With the closure of the hurricane season on November 30, Sandy could be regarded as the most significant system, which left in its wake, loss of several lives and billions of dollars in property and infrastructure damage.
Locally, the focus brought into sharp focus the need for alternative energy solutions, as many people were without their electric power supply, in some instances for hours, others for days, and in communities in the worst affected areas, for weeks.
If citizens invest in alternative energy solutions, specifically solar and wind energy for domestic applications, this would help to solve or at least reduce their vulnerability, and would provide their energy needs following a hurricane.
Minister of State in the Ministry of Science, Technology, Energy and Mining (STEM), Julian Robinson, agreed that following a hurricane there is usually a tendency by citizens to discover or recognise the need for alternative energy solutions at their homes.
Robinson pointed out that, currently, there are more opportunities being created for home owners to make the investment.
“We believe that the recent hurricane has heightened the imperative in people’s minds of the importance of alternative energy.
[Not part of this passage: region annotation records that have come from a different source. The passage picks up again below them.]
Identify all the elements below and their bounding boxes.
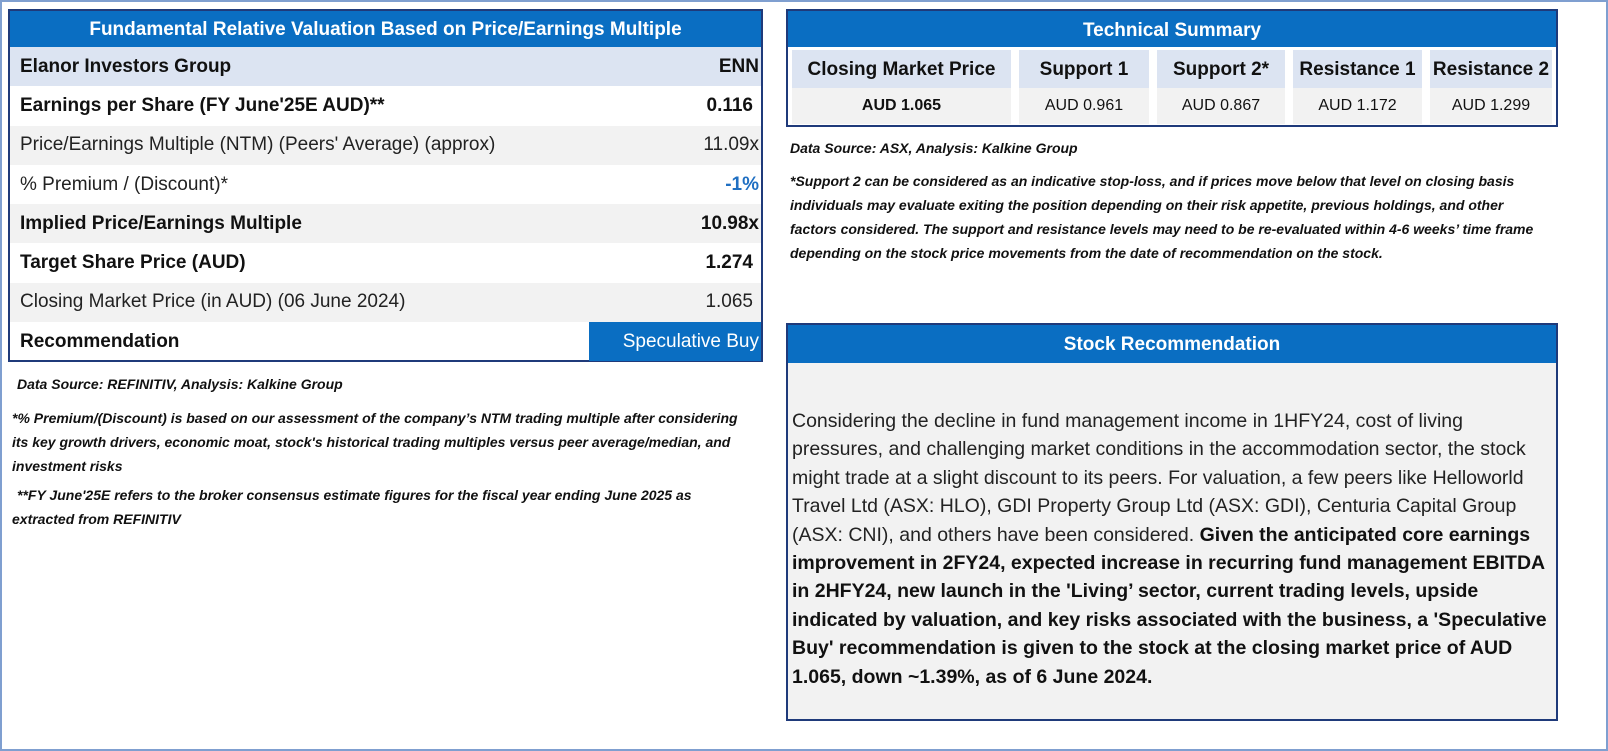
premium-value: -1%: [725, 173, 759, 195]
pe-peers-label: Price/Earnings Multiple (NTM) (Peers' Av…: [20, 134, 496, 156]
value-support-1: AUD 0.961: [1019, 88, 1149, 124]
value-resistance-1: AUD 1.172: [1293, 88, 1422, 124]
premium-footnote: *% Premium/(Discount) is based on our as…: [12, 410, 738, 474]
implied-pe-label: Implied Price/Earnings Multiple: [20, 212, 302, 234]
value-closing-price: AUD 1.065: [792, 88, 1011, 124]
technical-footnote: *Support 2 can be considered as an indic…: [790, 173, 1534, 261]
closing-price-value: 1.065: [705, 291, 753, 313]
fy-footnote: **FY June'25E refers to the broker conse…: [12, 487, 692, 527]
premium-row: % Premium / (Discount)* -1%: [10, 165, 761, 204]
pe-peers-row: Price/Earnings Multiple (NTM) (Peers' Av…: [10, 125, 761, 165]
valuation-source: Data Source: REFINITIV, Analysis: Kalkin…: [17, 376, 343, 392]
technical-summary-table: Technical Summary Closing Market Price S…: [786, 9, 1558, 127]
technical-grid: Closing Market Price Support 1 Support 2…: [788, 47, 1556, 124]
recommendation-text: Considering the decline in fund manageme…: [792, 407, 1552, 691]
header-support-2: Support 2*: [1157, 50, 1285, 88]
technical-source: Data Source: ASX, Analysis: Kalkine Grou…: [790, 140, 1078, 156]
recommendation-value: Speculative Buy: [589, 322, 761, 362]
value-support-2: AUD 0.867: [1157, 88, 1285, 124]
closing-price-row: Closing Market Price (in AUD) (06 June 2…: [10, 282, 761, 323]
recommendation-row: Recommendation Speculative Buy: [10, 322, 761, 362]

We are a country that always has a hurricane season and the reality is, there will always be one in the future. It certainly is an investment that makes sense, whether you have a hurricane or not,” the state minister said.
“There are examples of persons who ran their entire homes on solar and who managed throughout the entire period of no electric power. Even when there was rain for a couple of days, the technology allowed them to have power throughout the entire period,” he noted.
The state minister said that one of the inhibiting factors preventing more Jamaicans investing in alternative energy solutions is the high cost. However, he pointed out that significant strides have been made in making these solutions more affordable to home owners.
He said that a number of government agencies, such as the Development Bank of Jamaica (DBJ), the Export-Import (EXIM) Bank and the National Housing Trust (NHT), have been offering loans to persons who want to put in solar technology in their homes and businesses.
There is also the opportunity for home owners to invest in alternative energy, through net billing, where a home owner who generates his or her own electricity can sell the excess power to the Jamaica Public Service (JPS). This can be done after receiving approval from the Office of Utilities Regulation (OUR).
“Net billing allows a customer who generates electricity to sell back to the JPS and make a greater return on his or her investment. We have an objective of achieving 30 per cent of our energy sources through renewables by 2030 and we think this policy imperative is one which will enhance and allow us to get to that number,” the state minister said.
The date is very significant, as the country is aspiring to achieve developed country status by that time, through Vision 2030.
This is the country’s first long-term national development plan. It is based on a comprehensive vision: “Jamaica, the place of choice to live, work, raise families and do business.”
Robinson noted that the first net billing customer to be connected to the JPS grid was a St Andrew resident who was officially commissioned recently, after rigorous preparation and testing of the solar system at his home. The connected system produces about 10 to 15 kilowatts per day on average.
This resident is just one of 11 individuals and companies that have been approved by the ministry to supply excess energy to the JPS, while another is currently under review and is expected to be approved soon. They were presented with their net billing licences by Portfolio Minister, Phillip Paulwell.
The net billing customers will provide up to 100 kilowatts of energy to the JPS at a cost of approximately US$0.25 per kilowatt hour. Residential customers are limited to between 1 and 10 kilowatts, while commercial customers have a limit of 1 to 100 kilowatts.
The state minister said that, as Jamaica is part of an active hurricane belt, Jamaicans should look unhesitatingly at investing in renewable energy solutions, as electric power is usually disrupted during a storm.
“The reality is that this is something [hurricane] that we will all have to face in the future, so it’s certainly an investment that makes sense, whether you have a hurricane or not. Even though it adds an initial capital outlay in putting these things in, the payback is definitely there. It is good for the environment and good economically, as it reduces your consumption of electricity,” he noted.
Faced with an annual oil importation bill of US$2.25 billion, Robinson said the government has an imperative to find ways of generating electricity in a cheaper way and using some of the natural assets that the country is blessed with can achieve this goal.